If your operations model involves running multiple clusters, creating a separate cluster for running Windows workloads is not a bad idea. While the multi-cluster model comes with some advantages, there a lot of other factors, such as inter-cluster communication, single pane observability, a unified trust domain and the like, that should be considered beforehand.

Scheduling

There is a bit of a burden when it comes to scheduling workloads on Windows nodes. It is no different than scheduling workloads to run on specific instances in homogeneous (Linux only) clusters. You need to use taints and node selectors - in combination with tolerations - in order to keep Linux and Windows workloads on their respective OS-specific nodes.

You can add node groups using different Windows Server image types (LTSC or SAC) to your cluster. In a cluster with mixed Windows Server types, you need to ensure that your Windows Server containers are not scheduled onto an incompatible version of Windows Server. This is achieved using node labels.

You can run windows Server node groups with multiple different LTSC or SAC versions as well. Windows Server containers have important version compatibility requirements:

  • Windows Server containers built for LTSC do not run on SAC nodes, and vice-versa.
  • Windows Server containers built for a specific LTSC or SAC version do not run on other LTSC or SAC versions without being rebuilt to target the other version.

Building your Windows Server container images as multi-arch images that can target multiple Windows Server versions can help you manage this versioning (https://docs.aws.amazon.com/eks/latest/userguide/eks-optimized-windows-ami.html) complexity.

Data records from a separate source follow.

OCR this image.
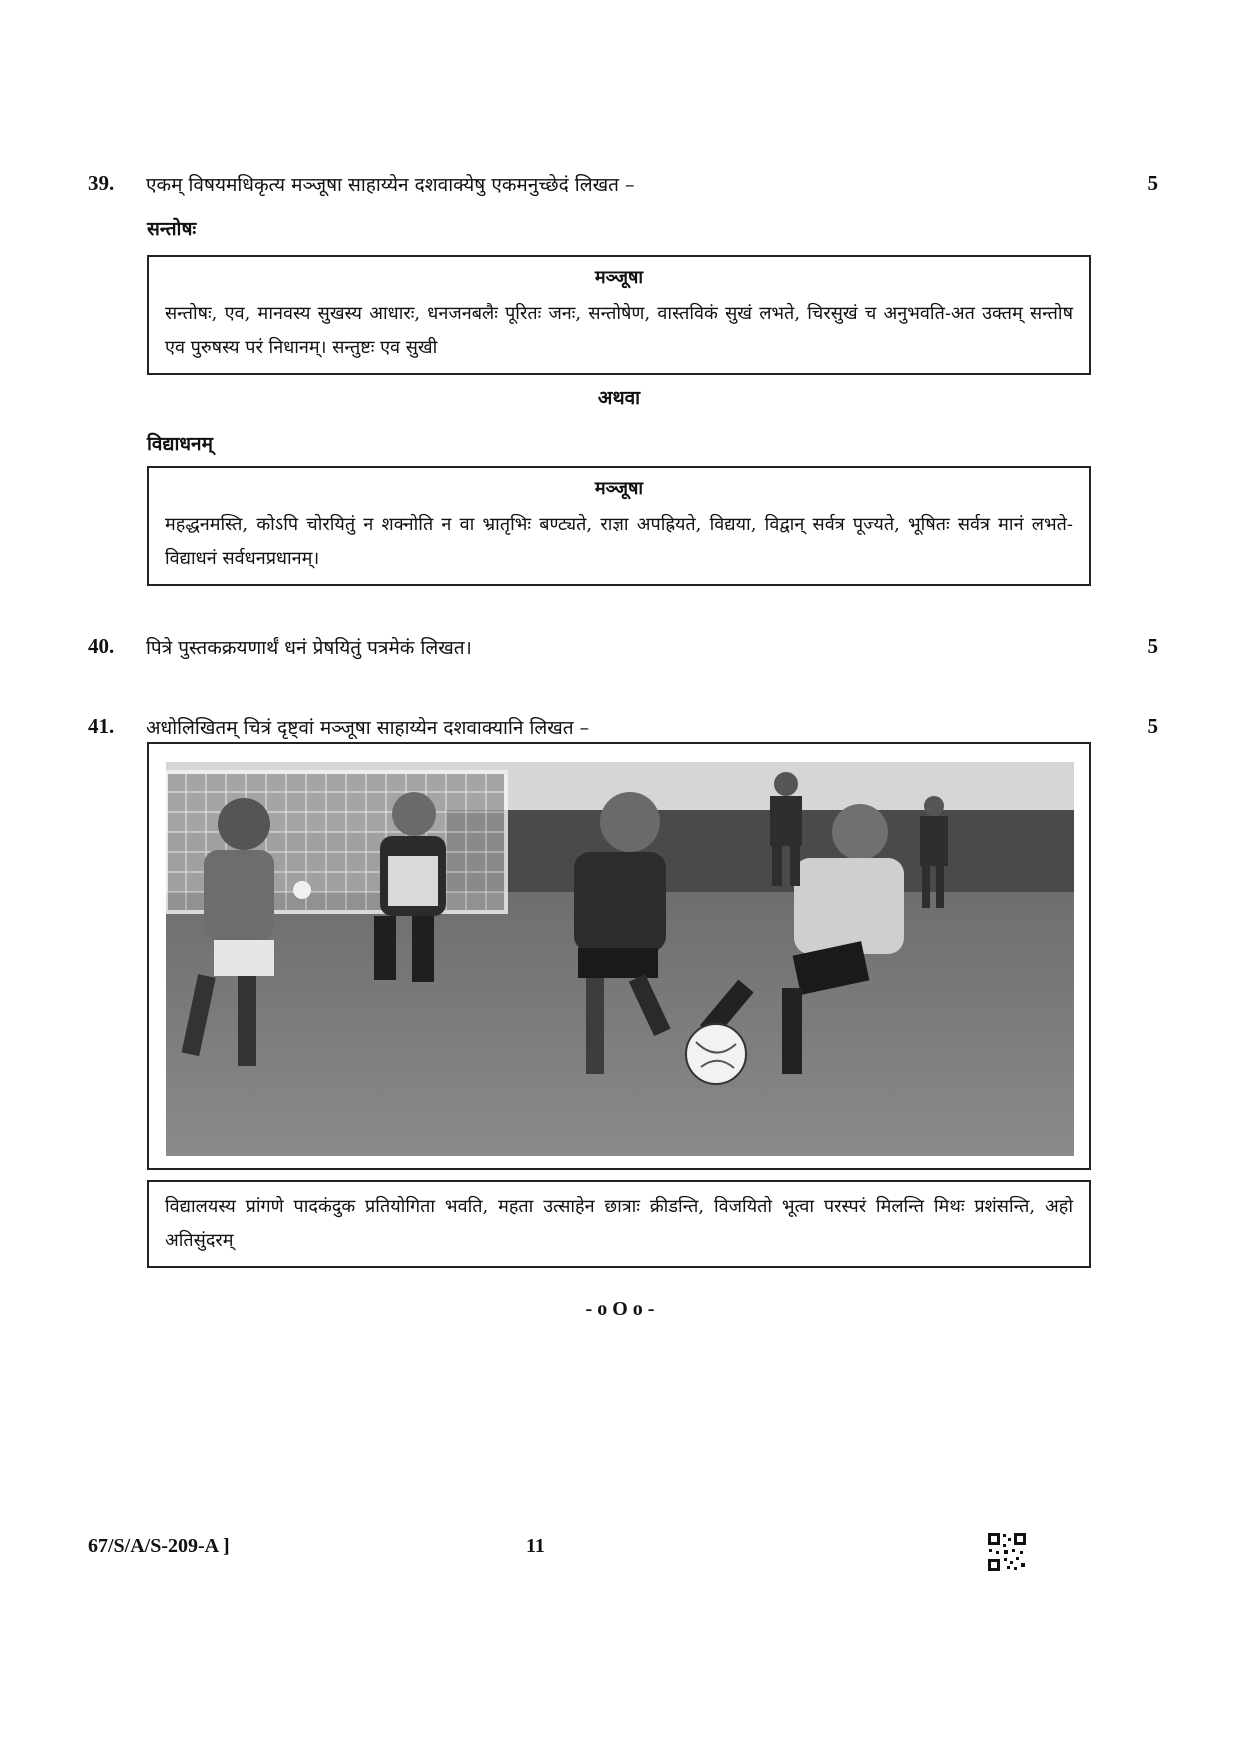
39. एकम् विषयमधिकृत्य मञ्जूषा साहाय्येन दशवाक्येषु एकमनुच्छेदं लिखत –	5
सन्तोषः
मञ्जूषा
सन्तोषः, एव, मानवस्य सुखस्य आधारः, धनजनबलैः पूरितः जनः, सन्तोषेण, वास्तविकं सुखं लभते, चिरसुखं च अनुभवति-अत उक्तम् सन्तोष एव पुरुषस्य परं निधानम्। सन्तुष्टः एव सुखी
अथवा
विद्याधनम्
मञ्जूषा
महद्धनमस्ति, कोऽपि चोरयितुं न शक्नोति न वा भ्रातृभिः बण्ट्यते, राज्ञा अपह्रियते, विद्यया, विद्वान् सर्वत्र पूज्यते, भूषितः सर्वत्र मानं लभते-विद्याधनं सर्वधनप्रधानम्।
40. पित्रे पुस्तकक्रयणार्थं धनं प्रेषयितुं पत्रमेकं लिखत।	5
41. अधोलिखितम् चित्रं दृष्ट्वां मञ्जूषा साहाय्येन दशवाक्यानि लिखत –	5
विद्यालयस्य प्रांगणे पादकंदुक प्रतियोगिता भवति, महता उत्साहेन छात्राः क्रीडन्ति, विजयितो भूत्वा परस्परं मिलन्ति मिथः प्रशंसन्ति, अहो अतिसुंदरम्
- o O o -
67/S/A/S-209-A ]	11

If you are using EKS, eksctl offers ways to apply taints through clusterConfig

nodeGroups:
  - name: windows-ng
    amiFamily: WindowsServer2019FullContainer
    ...
    labels:
      nodeclass: windows2019
    taints:
      os: "windows:NoSchedule"

And then use the following in your deployment manifest, to target the Windows specific deployments to specific Windows nodes.

nodeSelector:
    kubernetes.io/os: windows
    nodeclass: windows2019
  tolerations:
    - key: "os"
      operator: "Equal"
      value: "windows"
      effect: "NoSchedule"

The best practice is to use RuntimeClasses instead. You can create a Runtime class per nodegroup

apiVersion: node.k8s.io/v1
kind: RuntimeClass
....
scheduling:
  nodeSelector:
    kubernetes.io/os: 'windows'
    nodeclass: windows2019
  tolerations:
  - effect: NoSchedule
    key: os
    operator: Equal
    value: "windows" 

And leverage them in the deployment Spec, like so, using runtimeClassName

apiVersion: apps/v1
kind: Deployment
...
spec:
  replicas: 1
  template:
    ...
    spec:
      runtimeClassName: windows2019

Handling multiple Windows versions in the same cluster is no different. Kubenetes versions 1.17+ the node controller applies some default labels based on Windows OS, architecture, and version. These labels can be used for scheduling workloads onto specific instances.

Network considerations

Windows doesn't support hostNetwork. Consequently, at least one Linux node (2 for production grade cluster) in the cluster is required to run the VPC resource controller and CoreDNS. When working with mixed clusters you need to understand that Windows hosts have only one ENI and that having 1 ENI can impact your pod density. Take this into consideration:

IP's available  =  (# of IP’s on the interface -1).